Informativo III – covid-19: como a pandemia afeta o direito e a atividade jurisdicional

INFORMATIVO III – COVID-19: COMO A PANDEMIA AFETA O DIREITO E A ATIVIDADE JURISDICIONAL

 

A pandemia da COVID-19, causada por um novo tipo de corona vírus, tem gerado diversos impactos nos sistemas de saúde, econômico e jurídico dos países ao redor do mundo.

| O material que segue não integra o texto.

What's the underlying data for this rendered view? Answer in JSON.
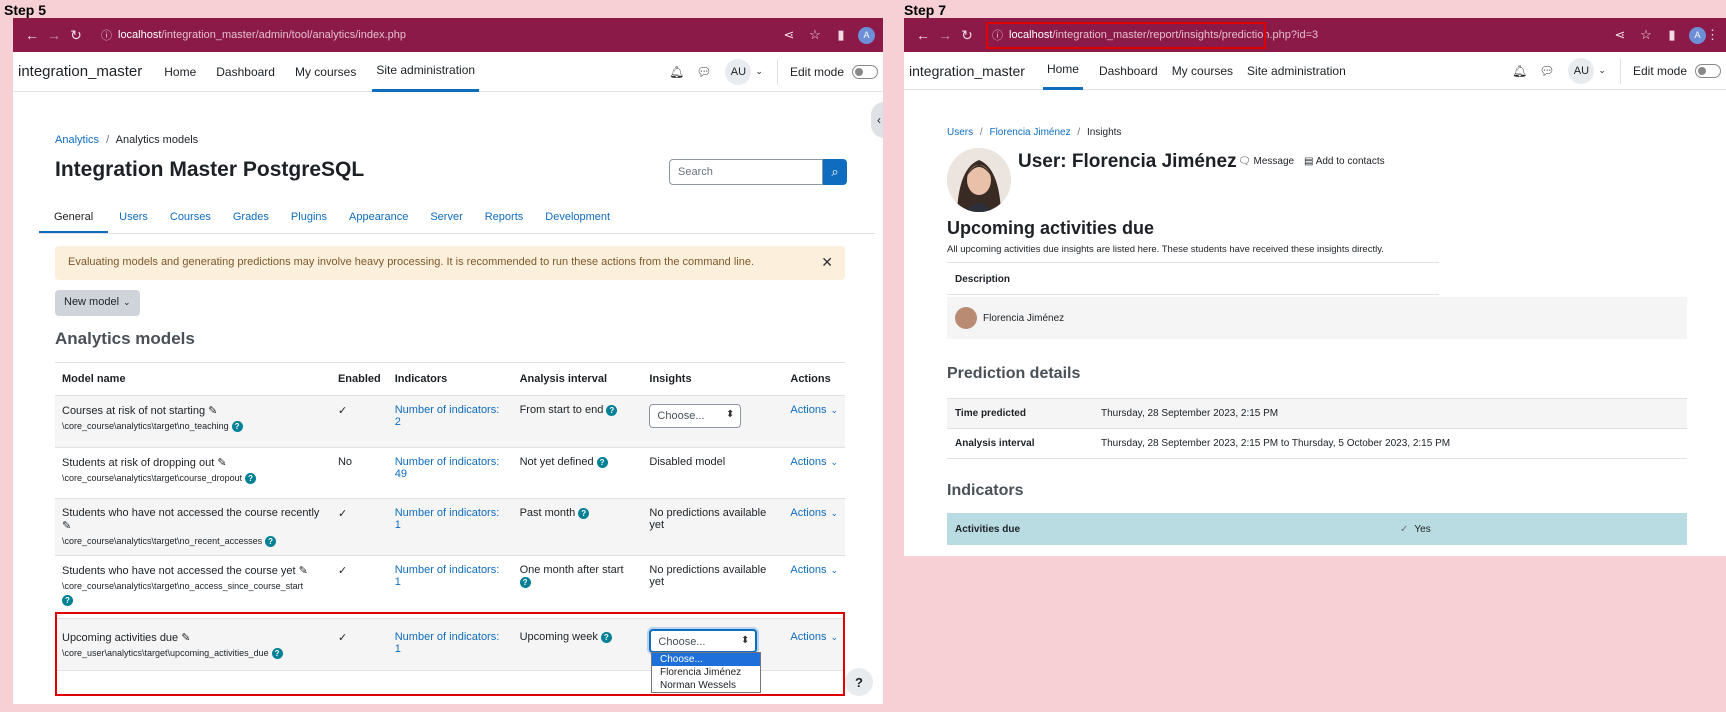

No Brasil, por exemplo, seguindo a declaração de Emergência de Saúde Pública de Importância Nacional (ESPIN), feita por meio da Portaria nº 188/2020 do Ministério da Saúde em 03 de fevereiro de 2020, foi instituído um Comitê de Crise para Supervisão e Monitoramento dos Impactos da COVID-19 (Decreto n° 10.277/2020), estabelecidas medidas emergenciais para a aviação civil brasileira (MP 925/2020), bem como, dentre tantas outras medidas, reconhecido o Estado de Calamidade Pública (Decreto Legislativo n° 06/2020).

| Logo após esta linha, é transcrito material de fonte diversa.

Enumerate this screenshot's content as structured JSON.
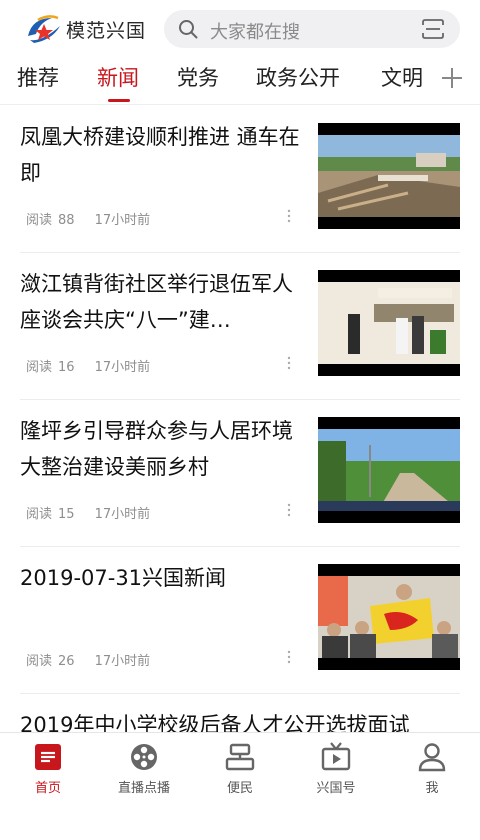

Em informativos anteriores (I e II), tratamos de assuntos extremamente sensíveis para o direito do trabalho e para o direito empresarial brasileiro, como a edição da Medida Provisória n° 927 de 22 de março de 2020, que trouxe diversas previsões relacionadas às relações de trabalho neste período atípico, e aplicação da Teoria da Imprevisão aos contratos que se mostrarem excessivamente onerosos.

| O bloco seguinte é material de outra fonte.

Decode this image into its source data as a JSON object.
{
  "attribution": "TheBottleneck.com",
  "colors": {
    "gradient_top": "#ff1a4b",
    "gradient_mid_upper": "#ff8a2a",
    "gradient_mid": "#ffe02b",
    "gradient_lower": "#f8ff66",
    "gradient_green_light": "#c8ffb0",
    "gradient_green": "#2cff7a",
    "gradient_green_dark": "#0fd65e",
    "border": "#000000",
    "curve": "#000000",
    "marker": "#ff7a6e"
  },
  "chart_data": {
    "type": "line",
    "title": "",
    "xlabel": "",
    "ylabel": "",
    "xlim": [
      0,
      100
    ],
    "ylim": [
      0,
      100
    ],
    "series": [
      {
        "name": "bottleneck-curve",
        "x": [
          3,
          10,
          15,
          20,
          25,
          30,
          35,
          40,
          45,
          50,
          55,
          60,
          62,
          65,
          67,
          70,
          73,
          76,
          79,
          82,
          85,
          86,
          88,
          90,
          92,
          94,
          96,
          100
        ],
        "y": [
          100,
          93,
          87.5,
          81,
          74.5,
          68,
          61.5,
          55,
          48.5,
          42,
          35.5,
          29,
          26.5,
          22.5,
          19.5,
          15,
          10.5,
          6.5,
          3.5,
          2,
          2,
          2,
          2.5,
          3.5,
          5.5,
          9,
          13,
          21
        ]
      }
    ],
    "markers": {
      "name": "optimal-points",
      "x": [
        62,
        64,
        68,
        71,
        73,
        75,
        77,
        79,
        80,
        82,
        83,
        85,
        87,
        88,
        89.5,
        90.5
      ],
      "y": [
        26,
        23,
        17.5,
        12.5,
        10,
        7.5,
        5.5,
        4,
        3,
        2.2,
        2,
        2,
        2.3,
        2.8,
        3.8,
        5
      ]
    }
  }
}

Trataremos no presente informe, portanto, outros assuntos relevantes no âmbito do direito, tanto para pessoais físicas, quanto para pessoas jurídicas. A saber:

 

I.  FUNCIONAMENTO DA JUSTIÇA

No ápice da discussão acerca das medidas necessárias para o enfrentamento da pandemia, especialmente a partir do dia 13 de março, diversos tribunais brasileiros editaram comunicados ou resoluções dispondo sobre o seu funcionamento neste período.

Como o Brasil conta com mais de 90 tribunais, o Conselho Nacional de Justiça optou, em 19 de março de 2020, por editar uma resolução única (Resolução CNJ n° 613/2020) com o intuito de uniformizar o funcionamento dos tribunais de todo o país, estabelecendo, dentre outras medidas, (I) a suspensão do trabalho presencial de juízes, servidores, estagiários e demais colaboradores, (II) a suspensão do atendimento presencial de partes, advogados e demais interessados, (III) a suspensão dos prazos processuais até o dia 30 de abril de 2020.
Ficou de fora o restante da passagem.